The bloody myths of Agamemnon and his family are very old. As early as Homer’s Odyssey, one of the earliest literary works produced by the ancient Greeks, there are references to how the hero Agamemnon was murdered by his wife Clytemnestra and her lover Aegisthus after returning home from sacking Troy, and how his son Orestes later avenged him by killing his own mother and Aegisthus. However, Homer never mentioned Orestes’s sister Electra, and in most other early sources for the myth (including the poet Pindar) it was only Orestes’s role in the murder that was emphasized.

With the Athenian tragedians, Electra began to acquire a prominent role in the old story. Aeschylus, the first to dramatize the myth, showed an Electra who had come to hate her mother and her lover for what they had done to her father. In Libation Bearers, Electra is the first to recognize Orestes when he returns in secret to Argos after many years of exile, and she wastes no time in encouraging her brother to avenge their father by killing their mother and her lover. In his Electra, Sophocles gave Electra a more central role: She is at the heart of the action, condemning her mother’s actions in a debate scene and helping her brother lay out his plot to kill her. In Euripides’s play, Electra actually takes an active part in the murder, even holding Orestes’s sword when he suffers a short-lived change of heart.

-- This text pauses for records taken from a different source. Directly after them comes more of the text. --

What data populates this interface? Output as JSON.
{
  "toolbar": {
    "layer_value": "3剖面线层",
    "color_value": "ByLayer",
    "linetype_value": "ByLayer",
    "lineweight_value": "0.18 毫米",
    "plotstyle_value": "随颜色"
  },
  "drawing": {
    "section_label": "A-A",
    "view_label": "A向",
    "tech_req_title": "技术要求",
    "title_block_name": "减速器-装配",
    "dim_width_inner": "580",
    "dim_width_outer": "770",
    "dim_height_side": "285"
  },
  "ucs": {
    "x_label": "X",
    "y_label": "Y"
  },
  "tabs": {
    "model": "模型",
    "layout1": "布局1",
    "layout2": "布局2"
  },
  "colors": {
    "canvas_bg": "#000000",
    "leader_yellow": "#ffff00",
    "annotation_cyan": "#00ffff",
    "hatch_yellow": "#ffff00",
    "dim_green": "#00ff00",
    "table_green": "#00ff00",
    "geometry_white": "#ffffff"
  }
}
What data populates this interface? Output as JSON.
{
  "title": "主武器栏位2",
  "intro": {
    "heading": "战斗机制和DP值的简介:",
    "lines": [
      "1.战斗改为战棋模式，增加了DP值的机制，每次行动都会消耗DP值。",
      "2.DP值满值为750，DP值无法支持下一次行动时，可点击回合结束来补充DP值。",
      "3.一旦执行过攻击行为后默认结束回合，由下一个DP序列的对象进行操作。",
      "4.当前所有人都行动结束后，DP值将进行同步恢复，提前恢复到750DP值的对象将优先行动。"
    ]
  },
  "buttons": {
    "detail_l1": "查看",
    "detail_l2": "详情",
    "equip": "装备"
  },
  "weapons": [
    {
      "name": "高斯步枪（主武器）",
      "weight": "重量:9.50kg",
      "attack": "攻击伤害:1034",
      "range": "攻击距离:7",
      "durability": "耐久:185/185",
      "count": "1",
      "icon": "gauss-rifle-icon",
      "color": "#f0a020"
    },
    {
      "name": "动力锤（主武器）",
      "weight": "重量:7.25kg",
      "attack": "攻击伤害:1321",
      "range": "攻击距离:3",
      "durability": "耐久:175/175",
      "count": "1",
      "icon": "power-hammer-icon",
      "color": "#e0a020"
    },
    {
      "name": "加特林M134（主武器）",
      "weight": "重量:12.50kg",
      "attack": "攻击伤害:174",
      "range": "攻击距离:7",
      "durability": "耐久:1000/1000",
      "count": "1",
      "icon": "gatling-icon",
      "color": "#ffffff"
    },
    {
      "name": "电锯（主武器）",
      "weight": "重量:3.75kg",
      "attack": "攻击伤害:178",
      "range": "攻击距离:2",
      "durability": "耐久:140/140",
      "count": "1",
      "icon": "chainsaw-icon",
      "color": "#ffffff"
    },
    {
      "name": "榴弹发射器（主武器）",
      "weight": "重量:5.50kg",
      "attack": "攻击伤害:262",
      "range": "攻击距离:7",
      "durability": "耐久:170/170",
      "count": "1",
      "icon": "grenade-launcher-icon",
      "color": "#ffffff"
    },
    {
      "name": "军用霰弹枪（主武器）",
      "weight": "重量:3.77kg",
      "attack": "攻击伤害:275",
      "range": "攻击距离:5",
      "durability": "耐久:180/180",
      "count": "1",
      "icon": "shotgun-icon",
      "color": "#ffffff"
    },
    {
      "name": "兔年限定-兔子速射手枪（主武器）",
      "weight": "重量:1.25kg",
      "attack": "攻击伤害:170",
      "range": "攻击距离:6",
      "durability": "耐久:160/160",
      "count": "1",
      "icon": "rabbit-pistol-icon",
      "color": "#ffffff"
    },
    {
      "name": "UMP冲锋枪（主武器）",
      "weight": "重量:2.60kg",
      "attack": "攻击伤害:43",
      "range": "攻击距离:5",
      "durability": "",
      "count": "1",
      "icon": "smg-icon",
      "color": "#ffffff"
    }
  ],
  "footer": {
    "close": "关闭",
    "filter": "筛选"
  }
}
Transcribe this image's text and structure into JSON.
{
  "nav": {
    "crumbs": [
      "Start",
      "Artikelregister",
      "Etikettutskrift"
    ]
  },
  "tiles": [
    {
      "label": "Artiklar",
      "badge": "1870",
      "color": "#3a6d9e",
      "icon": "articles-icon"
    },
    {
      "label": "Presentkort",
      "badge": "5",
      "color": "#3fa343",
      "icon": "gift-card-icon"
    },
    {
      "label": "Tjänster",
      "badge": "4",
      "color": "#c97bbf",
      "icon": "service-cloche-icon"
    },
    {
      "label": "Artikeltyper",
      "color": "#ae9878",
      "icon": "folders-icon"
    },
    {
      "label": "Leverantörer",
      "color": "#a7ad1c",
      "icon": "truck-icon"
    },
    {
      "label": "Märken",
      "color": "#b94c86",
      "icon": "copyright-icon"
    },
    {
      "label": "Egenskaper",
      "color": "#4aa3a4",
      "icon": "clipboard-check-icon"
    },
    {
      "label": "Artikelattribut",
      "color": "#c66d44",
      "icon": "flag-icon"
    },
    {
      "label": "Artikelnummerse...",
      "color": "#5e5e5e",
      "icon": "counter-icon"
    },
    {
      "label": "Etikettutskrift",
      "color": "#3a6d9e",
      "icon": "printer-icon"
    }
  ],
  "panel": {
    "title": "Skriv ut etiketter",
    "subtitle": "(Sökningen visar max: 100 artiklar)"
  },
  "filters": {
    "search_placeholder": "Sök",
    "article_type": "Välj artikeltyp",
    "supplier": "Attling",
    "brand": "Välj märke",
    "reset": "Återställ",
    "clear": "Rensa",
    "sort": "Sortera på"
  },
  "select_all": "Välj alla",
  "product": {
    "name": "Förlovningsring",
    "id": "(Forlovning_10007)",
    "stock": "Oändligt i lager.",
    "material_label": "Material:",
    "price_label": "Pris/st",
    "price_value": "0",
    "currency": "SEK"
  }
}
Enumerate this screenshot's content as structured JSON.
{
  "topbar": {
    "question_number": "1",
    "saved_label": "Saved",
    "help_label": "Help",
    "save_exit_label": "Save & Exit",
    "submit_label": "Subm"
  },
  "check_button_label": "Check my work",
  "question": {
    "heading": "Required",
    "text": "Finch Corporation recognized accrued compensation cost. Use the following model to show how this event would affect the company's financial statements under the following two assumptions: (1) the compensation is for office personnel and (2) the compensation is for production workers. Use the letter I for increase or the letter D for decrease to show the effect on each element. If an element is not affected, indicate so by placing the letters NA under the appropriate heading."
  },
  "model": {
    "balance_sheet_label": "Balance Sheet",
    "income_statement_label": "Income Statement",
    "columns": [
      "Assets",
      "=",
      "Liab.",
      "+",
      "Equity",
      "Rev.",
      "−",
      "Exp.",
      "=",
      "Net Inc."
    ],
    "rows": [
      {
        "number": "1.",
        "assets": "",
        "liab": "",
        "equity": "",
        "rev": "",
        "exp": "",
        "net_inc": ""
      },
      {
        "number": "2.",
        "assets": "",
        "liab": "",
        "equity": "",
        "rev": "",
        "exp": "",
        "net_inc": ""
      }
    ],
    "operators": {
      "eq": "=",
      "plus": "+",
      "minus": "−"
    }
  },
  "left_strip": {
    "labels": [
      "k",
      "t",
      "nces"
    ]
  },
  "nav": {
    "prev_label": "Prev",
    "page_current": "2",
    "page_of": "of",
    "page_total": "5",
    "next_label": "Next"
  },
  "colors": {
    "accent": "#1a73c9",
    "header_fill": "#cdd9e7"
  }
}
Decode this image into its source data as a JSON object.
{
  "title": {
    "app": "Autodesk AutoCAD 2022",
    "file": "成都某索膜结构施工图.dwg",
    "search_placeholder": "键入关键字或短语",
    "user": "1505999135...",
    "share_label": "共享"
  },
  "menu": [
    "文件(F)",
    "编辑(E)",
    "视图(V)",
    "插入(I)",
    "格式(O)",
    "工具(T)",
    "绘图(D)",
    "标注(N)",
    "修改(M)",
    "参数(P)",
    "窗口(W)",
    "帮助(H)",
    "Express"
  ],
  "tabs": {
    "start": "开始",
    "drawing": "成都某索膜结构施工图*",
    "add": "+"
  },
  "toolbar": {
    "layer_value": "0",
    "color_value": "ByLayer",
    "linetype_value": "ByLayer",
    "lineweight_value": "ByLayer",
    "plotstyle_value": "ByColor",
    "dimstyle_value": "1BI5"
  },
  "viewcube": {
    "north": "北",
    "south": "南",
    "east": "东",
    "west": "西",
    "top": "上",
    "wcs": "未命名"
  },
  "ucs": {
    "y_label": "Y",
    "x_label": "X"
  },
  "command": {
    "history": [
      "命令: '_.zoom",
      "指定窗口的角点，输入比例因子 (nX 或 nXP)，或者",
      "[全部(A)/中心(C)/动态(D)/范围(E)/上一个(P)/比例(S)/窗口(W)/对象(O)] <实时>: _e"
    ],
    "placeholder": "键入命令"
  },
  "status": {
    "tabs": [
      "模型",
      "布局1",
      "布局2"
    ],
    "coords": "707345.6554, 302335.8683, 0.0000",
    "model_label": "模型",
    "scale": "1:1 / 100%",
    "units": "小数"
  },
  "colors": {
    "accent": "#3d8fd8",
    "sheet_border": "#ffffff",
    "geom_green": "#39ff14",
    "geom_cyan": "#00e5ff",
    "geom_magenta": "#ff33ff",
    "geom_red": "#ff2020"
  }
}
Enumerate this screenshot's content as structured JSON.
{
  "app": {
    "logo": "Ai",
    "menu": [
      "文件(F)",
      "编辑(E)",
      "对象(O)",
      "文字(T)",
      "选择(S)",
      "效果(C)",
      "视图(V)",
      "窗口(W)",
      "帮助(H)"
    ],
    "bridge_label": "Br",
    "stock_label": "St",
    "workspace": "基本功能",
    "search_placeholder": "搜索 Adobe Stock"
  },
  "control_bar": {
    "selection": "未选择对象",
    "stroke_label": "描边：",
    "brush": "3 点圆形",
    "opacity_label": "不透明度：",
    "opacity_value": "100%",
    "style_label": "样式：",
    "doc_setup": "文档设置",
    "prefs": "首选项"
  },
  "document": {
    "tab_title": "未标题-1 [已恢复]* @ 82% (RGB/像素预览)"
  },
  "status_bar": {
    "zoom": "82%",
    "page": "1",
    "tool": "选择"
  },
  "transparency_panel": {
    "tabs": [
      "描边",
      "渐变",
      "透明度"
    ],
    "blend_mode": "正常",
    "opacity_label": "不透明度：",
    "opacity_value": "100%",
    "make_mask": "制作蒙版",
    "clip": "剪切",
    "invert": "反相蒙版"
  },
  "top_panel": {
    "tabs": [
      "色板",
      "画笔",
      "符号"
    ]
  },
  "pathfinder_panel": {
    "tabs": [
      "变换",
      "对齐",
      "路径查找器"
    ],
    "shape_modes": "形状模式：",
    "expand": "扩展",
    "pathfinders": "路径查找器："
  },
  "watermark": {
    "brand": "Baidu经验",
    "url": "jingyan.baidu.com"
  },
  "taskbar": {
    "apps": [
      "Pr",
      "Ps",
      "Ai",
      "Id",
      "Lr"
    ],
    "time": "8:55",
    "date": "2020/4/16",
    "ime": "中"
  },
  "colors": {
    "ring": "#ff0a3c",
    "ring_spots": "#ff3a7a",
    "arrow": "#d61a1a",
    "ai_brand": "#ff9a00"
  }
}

Though Aeschylus’s dramatic treatment is certainly the oldest (his Libation Bearers, the second play of his Oresteia trilogy, was produced in 458 BCE), scholars still debate whether Sophocles produced his Electra before Euripides or after. Neither play can be securely dated, and both are thought to have been composed between the late 420s and the late 410s BCE. This uncertainty means that we do not know how the plays are related to each other: Did Sophocles influence Euripides, or did Euripides influence Sophocles? Both playwrights were clearly influenced by Aeschylus’s version, to which they allude extensively, especially in the famous recognition scene in which Electra meets Orestes for the first time in years.

Euripides and Sophocles both introduce surprising innovations to their versions: Euripides, for example, has Electra married off to a lowly farmer, while Sophocles says nothing about the Furies’ pursuit of Orestes, which usually follows his murder of his mother in other versions of the myth. The myth remained a popular subject for tragedians, and Euripides himself would treat other episodes from it in his Iphigenia among the Taurians, Orestes, and Iphigenia in Aulis.